13. If the defendant gave relevant testimony to the effect that a paper in evidence, alleged to have been made by him, had been forged by a witness called by the commonwealth, his failure to make good the assertion or to show probable cause for it, might very properly be considered by the jury in passing
14. The court properly refused the defendant’s ninth and tenth points (eighteenth and nineteenth assignments). The answer given to the latter is not as clear as that given to the former, but we do not think it fairly bears the construction the defendant’s counsel put upon it.
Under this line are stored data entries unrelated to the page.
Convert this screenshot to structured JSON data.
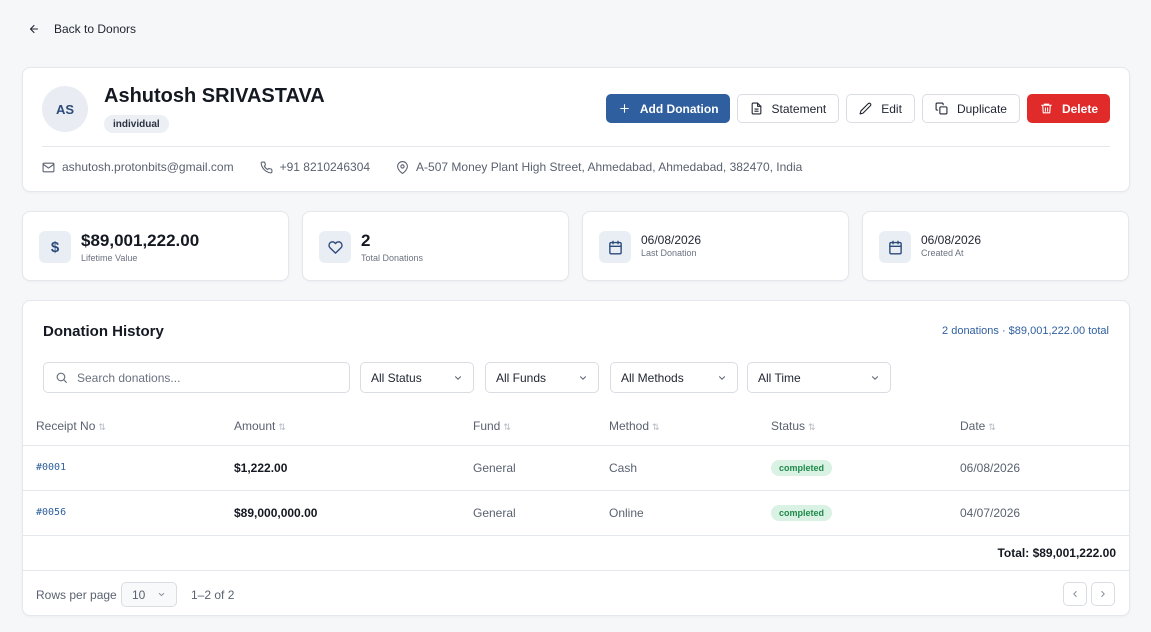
{
  "nav": {
    "back_label": "Back to Donors"
  },
  "donor": {
    "initials": "AS",
    "name": "Ashutosh SRIVASTAVA",
    "type": "individual",
    "email": "ashutosh.protonbits@gmail.com",
    "phone": "+91 8210246304",
    "address": "A-507 Money Plant High Street, Ahmedabad, Ahmedabad, 382470, India"
  },
  "actions": {
    "add_donation": "Add Donation",
    "statement": "Statement",
    "edit": "Edit",
    "duplicate": "Duplicate",
    "delete": "Delete"
  },
  "stats": [
    {
      "value": "$89,001,222.00",
      "label": "Lifetime Value",
      "icon": "dollar-icon"
    },
    {
      "value": "2",
      "label": "Total Donations",
      "icon": "heart-icon"
    },
    {
      "value": "06/08/2026",
      "label": "Last Donation",
      "icon": "calendar-icon"
    },
    {
      "value": "06/08/2026",
      "label": "Created At",
      "icon": "calendar-icon"
    }
  ],
  "history": {
    "title": "Donation History",
    "summary": "2 donations · $89,001,222.00 total",
    "search_placeholder": "Search donations...",
    "filters": {
      "status": "All Status",
      "funds": "All Funds",
      "methods": "All Methods",
      "time": "All Time"
    },
    "columns": [
      "Receipt No",
      "Amount",
      "Fund",
      "Method",
      "Status",
      "Date"
    ],
    "rows": [
      {
        "receipt": "#0001",
        "amount": "$1,222.00",
        "fund": "General",
        "method": "Cash",
        "status": "completed",
        "date": "06/08/2026"
      },
      {
        "receipt": "#0056",
        "amount": "$89,000,000.00",
        "fund": "General",
        "method": "Online",
        "status": "completed",
        "date": "04/07/2026"
      }
    ],
    "total": "Total: $89,001,222.00",
    "pagination": {
      "rows_per_page_label": "Rows per page",
      "rows_per_page": "10",
      "range": "1–2 of 2"
    }
  },
  "colors": {
    "primary": "#2f5f9e",
    "danger": "#e12b2b",
    "success_bg": "#d9f2e3",
    "success_text": "#1f8a4c"
  }
}
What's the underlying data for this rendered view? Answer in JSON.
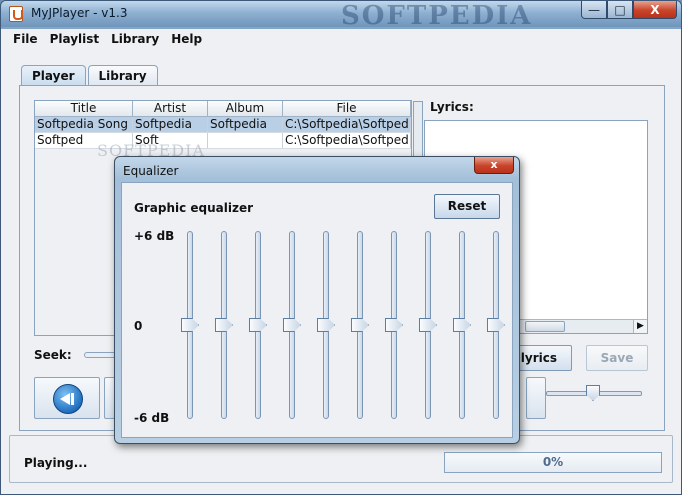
{
  "window": {
    "title": "MyJPlayer - v1.3",
    "watermark": "SOFTPEDIA",
    "buttons": {
      "minimize": "—",
      "maximize": "□",
      "close": "X"
    }
  },
  "menu": [
    "File",
    "Playlist",
    "Library",
    "Help"
  ],
  "tabs": [
    "Player",
    "Library"
  ],
  "playlist": {
    "columns": [
      "Title",
      "Artist",
      "Album",
      "File"
    ],
    "rows": [
      [
        "Softpedia Song",
        "Softpedia",
        "Softpedia",
        "C:\\Softpedia\\Softped..."
      ],
      [
        "Softped",
        "Soft",
        "",
        "C:\\Softpedia\\Softped..."
      ]
    ]
  },
  "lyrics": {
    "label": "Lyrics:"
  },
  "seek": {
    "label": "Seek:"
  },
  "buttons": {
    "edit_lyrics": "Edit lyrics",
    "save": "Save"
  },
  "status": {
    "text": "Playing...",
    "progress_label": "0%",
    "progress": 0
  },
  "overlay_watermark": "SOFTPEDIA",
  "equalizer": {
    "title": "Equalizer",
    "close": "x",
    "heading": "Graphic equalizer",
    "reset_label": "Reset",
    "labels": {
      "top": "+6 dB",
      "mid": "0",
      "bottom": "-6 dB"
    },
    "band_levels": [
      0,
      0,
      0,
      0,
      0,
      0,
      0,
      0,
      0,
      0
    ]
  }
}
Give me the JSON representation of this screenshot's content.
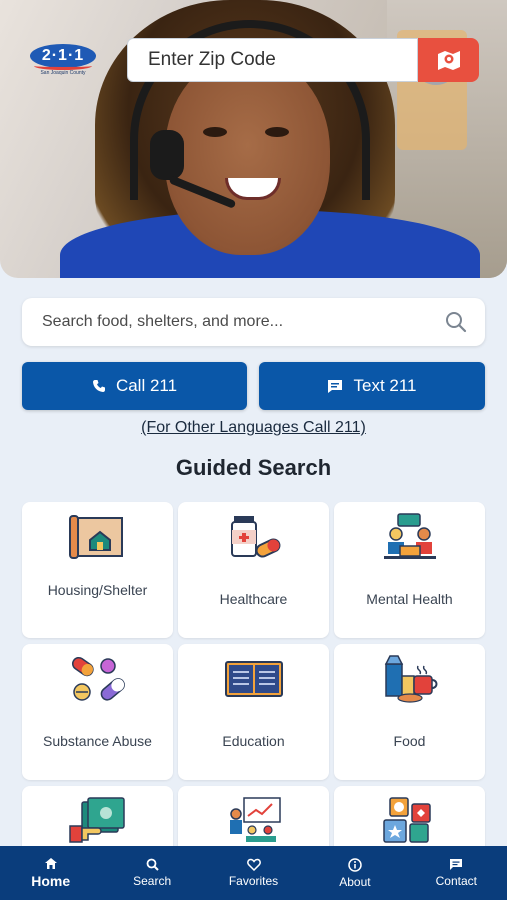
{
  "logo": {
    "text": "2·1·1",
    "tagline": "San Joaquin County"
  },
  "zip_search": {
    "placeholder": "Enter Zip Code",
    "icon": "map-pin-icon"
  },
  "search": {
    "placeholder": "Search food, shelters, and more...",
    "icon": "search-icon"
  },
  "actions": {
    "call_label": "Call 211",
    "text_label": "Text 211",
    "other_languages": "(For Other Languages Call 211)"
  },
  "guided_search": {
    "title": "Guided Search",
    "categories": [
      {
        "label": "Housing/Shelter",
        "icon": "house-blueprint-icon"
      },
      {
        "label": "Healthcare",
        "icon": "medicine-icon"
      },
      {
        "label": "Mental Health",
        "icon": "counseling-icon"
      },
      {
        "label": "Substance Abuse",
        "icon": "pills-icon"
      },
      {
        "label": "Education",
        "icon": "book-icon"
      },
      {
        "label": "Food",
        "icon": "groceries-icon"
      },
      {
        "label": "",
        "icon": "money-hand-icon"
      },
      {
        "label": "",
        "icon": "presentation-icon"
      },
      {
        "label": "",
        "icon": "puzzle-icon"
      }
    ]
  },
  "nav": {
    "items": [
      {
        "label": "Home",
        "icon": "home-icon"
      },
      {
        "label": "Search",
        "icon": "search-icon"
      },
      {
        "label": "Favorites",
        "icon": "heart-icon"
      },
      {
        "label": "About",
        "icon": "info-icon"
      },
      {
        "label": "Contact",
        "icon": "chat-icon"
      }
    ],
    "active": "Home"
  },
  "colors": {
    "primary": "#0a57a8",
    "nav_bg": "#0a3d7c",
    "accent": "#e8503f",
    "page_bg": "#e9eff7"
  }
}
Doubtless any obscurity now suggested with regard to its meaning will be cleared up if the same point is presented on another trial, and if the court deems it necessary to give a reason for negativing a proposition so plainly erroneous.
The first nine, the eleventh, twelfth, thirteenth, eighteenth and nineteenth assignments are overruled. The tenth, fourteenth, fifteenth, sixteenth and seventeenth assignments are sustained.
The judgment is reversed and a venire facias de novo awarded.